The entire film is shot in mono-chrome, the lengthy flashback sequence taking on a somewhat grainy feel with no dialogue save the voice over of Ventura himself who is indeed the elderly man found by Pilar and who slowly recounts a somewhat convoluted and melancholy tale of his all consuming passion and later love for Aurora.

This homage to the silent era of film-making is quite clever and captivating in its offbeat way: and, for this reviewer, at least as interesting as the 2012 Oscar winning "The Artist". Ventura is too old now to recall what may have been said but his memory remains vivid so the era is wonderfully evoked and the drama of the affair is fully realised. The visuals are accompanied by a musical score from the legendary Phil Spectre including the Ronettes' "Be My Baby" as performed by Ventura on drums as part of a musical group.

Tabu turns out to be Mount Tabu, a mountain lying close to the farmstead of Aurora's wealthy tea growing husband. At the core of the film lies the search for human happiness, paradise on earth being lost as soon as it is found. The film's structure echoes that of a 1931 silent film of the same name but does not amount to a remake.

There is no attempt to explain the significance of the Colonial War and its impact on modern day Portugal: rather more the film harks back dreamily to a bygone age of “civilised” colonial living and where the war is merely hinted at. There is no sense of contemporary guilt for past misdeeds, and we never move into the territory inhabited by say Claire Denis in her 2009 "White Material" where the French colonials are fighting for their lives in some unnamed African state engaged in civil war.
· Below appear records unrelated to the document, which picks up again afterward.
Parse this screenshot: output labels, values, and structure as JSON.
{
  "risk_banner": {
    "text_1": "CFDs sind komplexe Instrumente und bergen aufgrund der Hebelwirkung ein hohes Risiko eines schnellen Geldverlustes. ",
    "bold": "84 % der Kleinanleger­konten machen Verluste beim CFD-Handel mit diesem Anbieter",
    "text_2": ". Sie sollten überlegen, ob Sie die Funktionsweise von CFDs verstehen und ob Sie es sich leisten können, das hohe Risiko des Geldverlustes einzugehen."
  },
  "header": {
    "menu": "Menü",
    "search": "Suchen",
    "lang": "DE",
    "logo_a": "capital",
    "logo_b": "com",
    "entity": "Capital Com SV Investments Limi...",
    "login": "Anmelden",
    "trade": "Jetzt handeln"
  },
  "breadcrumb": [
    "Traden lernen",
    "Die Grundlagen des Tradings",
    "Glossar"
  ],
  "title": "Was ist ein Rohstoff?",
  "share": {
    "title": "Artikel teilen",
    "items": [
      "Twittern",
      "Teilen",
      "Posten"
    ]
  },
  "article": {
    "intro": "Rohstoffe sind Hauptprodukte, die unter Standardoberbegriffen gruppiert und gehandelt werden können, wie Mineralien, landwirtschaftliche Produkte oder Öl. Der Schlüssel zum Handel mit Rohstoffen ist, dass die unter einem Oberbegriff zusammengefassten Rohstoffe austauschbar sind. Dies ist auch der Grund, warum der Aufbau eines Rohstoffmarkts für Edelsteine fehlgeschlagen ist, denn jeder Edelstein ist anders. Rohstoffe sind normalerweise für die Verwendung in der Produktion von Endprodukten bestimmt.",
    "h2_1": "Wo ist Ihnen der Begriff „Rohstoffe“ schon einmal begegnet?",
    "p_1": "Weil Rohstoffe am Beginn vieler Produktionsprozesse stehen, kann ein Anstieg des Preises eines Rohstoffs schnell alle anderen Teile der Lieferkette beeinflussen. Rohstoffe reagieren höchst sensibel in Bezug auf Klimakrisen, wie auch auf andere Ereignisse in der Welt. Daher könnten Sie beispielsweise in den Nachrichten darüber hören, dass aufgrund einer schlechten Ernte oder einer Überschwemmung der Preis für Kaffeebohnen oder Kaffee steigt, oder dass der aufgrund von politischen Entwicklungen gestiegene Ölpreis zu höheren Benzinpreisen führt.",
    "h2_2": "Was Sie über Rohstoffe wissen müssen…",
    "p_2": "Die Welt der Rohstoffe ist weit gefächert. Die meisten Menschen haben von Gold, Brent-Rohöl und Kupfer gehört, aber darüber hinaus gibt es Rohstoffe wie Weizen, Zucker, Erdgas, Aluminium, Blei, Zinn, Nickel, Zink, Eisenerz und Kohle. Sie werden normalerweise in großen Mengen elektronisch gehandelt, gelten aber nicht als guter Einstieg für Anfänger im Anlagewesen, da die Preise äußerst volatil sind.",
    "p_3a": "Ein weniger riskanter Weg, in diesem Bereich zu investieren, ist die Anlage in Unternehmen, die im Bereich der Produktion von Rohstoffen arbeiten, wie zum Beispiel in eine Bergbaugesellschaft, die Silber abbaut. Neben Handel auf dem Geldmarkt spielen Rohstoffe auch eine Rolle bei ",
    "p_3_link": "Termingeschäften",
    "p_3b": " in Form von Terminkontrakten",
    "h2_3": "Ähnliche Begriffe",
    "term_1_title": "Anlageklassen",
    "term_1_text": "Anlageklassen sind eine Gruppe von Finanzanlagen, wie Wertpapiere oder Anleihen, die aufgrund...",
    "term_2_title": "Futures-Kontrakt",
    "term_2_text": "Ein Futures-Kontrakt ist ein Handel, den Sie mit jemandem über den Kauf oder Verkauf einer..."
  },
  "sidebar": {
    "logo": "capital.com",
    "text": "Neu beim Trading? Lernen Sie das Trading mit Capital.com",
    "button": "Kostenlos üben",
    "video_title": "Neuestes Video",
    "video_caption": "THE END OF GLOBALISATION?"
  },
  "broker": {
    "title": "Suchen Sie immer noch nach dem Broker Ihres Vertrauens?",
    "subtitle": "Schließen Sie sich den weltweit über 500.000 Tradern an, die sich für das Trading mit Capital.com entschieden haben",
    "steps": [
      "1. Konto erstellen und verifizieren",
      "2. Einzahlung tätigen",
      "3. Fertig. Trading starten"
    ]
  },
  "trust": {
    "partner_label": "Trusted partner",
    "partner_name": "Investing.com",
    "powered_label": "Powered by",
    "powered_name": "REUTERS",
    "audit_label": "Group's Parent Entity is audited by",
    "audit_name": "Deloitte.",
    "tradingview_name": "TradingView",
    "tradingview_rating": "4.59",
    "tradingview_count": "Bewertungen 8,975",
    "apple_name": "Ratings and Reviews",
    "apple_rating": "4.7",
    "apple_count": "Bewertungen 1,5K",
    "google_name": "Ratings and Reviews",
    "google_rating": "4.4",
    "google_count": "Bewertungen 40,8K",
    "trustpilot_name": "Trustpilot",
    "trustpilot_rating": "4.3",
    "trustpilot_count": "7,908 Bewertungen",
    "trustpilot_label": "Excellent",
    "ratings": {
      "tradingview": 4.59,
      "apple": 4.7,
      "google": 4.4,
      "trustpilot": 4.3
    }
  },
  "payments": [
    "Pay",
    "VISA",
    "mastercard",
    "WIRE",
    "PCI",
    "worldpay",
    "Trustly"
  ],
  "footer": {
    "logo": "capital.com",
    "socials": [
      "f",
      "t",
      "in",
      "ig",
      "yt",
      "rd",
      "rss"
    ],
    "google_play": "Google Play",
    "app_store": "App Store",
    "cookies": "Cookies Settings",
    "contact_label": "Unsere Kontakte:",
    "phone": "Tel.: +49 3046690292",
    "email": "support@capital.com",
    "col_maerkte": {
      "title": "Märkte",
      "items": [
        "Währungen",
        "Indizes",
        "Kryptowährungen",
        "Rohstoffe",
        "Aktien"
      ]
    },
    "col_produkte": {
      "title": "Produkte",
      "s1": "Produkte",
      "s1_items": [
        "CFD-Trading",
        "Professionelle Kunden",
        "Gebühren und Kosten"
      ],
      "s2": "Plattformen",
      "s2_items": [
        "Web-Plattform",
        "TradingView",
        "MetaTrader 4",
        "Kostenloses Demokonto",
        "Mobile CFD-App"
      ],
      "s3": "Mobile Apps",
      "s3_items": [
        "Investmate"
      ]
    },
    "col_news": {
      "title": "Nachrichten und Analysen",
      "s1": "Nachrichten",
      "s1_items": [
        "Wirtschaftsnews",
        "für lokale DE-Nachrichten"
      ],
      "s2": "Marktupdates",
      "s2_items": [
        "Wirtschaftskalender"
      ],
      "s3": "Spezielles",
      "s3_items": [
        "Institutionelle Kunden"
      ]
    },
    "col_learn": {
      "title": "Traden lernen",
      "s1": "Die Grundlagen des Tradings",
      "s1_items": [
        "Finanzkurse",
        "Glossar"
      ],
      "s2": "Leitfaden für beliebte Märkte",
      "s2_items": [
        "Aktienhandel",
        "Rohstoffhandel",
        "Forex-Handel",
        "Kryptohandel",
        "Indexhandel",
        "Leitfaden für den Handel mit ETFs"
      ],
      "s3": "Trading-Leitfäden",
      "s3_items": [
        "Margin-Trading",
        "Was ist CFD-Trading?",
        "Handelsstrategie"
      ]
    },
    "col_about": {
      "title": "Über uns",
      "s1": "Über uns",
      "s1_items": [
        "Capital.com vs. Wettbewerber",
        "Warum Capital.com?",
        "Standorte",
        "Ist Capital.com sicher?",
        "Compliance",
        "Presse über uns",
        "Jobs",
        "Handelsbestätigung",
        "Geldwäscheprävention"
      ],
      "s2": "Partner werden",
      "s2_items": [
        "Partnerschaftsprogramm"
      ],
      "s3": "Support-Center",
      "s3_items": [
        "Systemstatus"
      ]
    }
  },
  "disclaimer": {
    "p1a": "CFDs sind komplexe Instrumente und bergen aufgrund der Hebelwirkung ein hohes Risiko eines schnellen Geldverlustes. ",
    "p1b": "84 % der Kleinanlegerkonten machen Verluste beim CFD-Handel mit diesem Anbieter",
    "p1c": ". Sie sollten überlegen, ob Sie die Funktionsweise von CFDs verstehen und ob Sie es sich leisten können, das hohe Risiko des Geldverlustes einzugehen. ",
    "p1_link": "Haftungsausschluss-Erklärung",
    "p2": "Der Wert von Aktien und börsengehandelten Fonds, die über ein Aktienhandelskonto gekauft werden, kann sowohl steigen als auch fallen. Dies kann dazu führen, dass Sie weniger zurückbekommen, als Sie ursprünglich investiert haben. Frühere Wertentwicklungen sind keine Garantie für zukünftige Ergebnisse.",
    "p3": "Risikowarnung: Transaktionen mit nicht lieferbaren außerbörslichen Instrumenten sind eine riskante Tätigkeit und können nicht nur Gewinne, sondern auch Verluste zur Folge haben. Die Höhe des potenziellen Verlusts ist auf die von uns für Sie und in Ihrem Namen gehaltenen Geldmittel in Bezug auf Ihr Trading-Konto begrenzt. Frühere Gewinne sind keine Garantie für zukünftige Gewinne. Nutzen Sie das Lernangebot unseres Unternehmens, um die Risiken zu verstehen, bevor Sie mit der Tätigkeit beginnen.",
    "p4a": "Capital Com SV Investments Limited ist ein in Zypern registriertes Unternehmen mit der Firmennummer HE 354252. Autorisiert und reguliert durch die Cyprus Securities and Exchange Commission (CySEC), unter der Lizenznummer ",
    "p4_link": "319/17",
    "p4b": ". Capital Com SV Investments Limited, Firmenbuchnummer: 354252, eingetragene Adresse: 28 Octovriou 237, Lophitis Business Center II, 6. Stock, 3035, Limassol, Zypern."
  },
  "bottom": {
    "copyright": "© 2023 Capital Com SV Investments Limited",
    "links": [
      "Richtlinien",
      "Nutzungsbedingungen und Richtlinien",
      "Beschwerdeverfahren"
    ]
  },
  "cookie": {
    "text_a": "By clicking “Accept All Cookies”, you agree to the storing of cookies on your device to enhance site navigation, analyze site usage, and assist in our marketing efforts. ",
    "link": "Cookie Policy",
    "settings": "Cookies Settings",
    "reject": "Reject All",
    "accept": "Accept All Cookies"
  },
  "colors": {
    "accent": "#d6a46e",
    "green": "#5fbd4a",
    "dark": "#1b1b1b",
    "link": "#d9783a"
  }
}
We find ourselves instead straying into the territory occupied by the 1987 film "White Mischief" where, as here, a murder ensues. But as Ventura put it himself, he found the dissolute distractions of a bored and wealthy colonial society an unwelcome interference in his pursuit of Aurora as his passion blossomed into true love for her.

However politics and reality finally intervene when the local freedom fighters claim responsibility for Mario's death and colonial rule breaks down. Aurora's husband dies ten years later and both Aurora (and her daughter) and Ventura return to Lisbon but not to resume their relationship. Ventura has promised never to speak of Aurora or reveal the affair until after Aurora's death and is true to his word.

Gomes' film was ranked the second best of 2012 by the much respected "Sight and Sound" magazine (ahead of "Amour" no less). Whilst it might not earn the same level of appreciation there was much to enjoy and Gomes' control over his medium was most assured. The period detail added depth to the romantic feel. Ventura's narrative was nicely droll on occasions to lighten the prevailing sombre feel. The film divided its Keswick audience but that is surely to be expected from films which do not set out to garner universal appeal? Its inclusion in the club's seasonal programme was fully justified and would have stood its ground well in this week's eclectic mix of festival fare which is now upon us.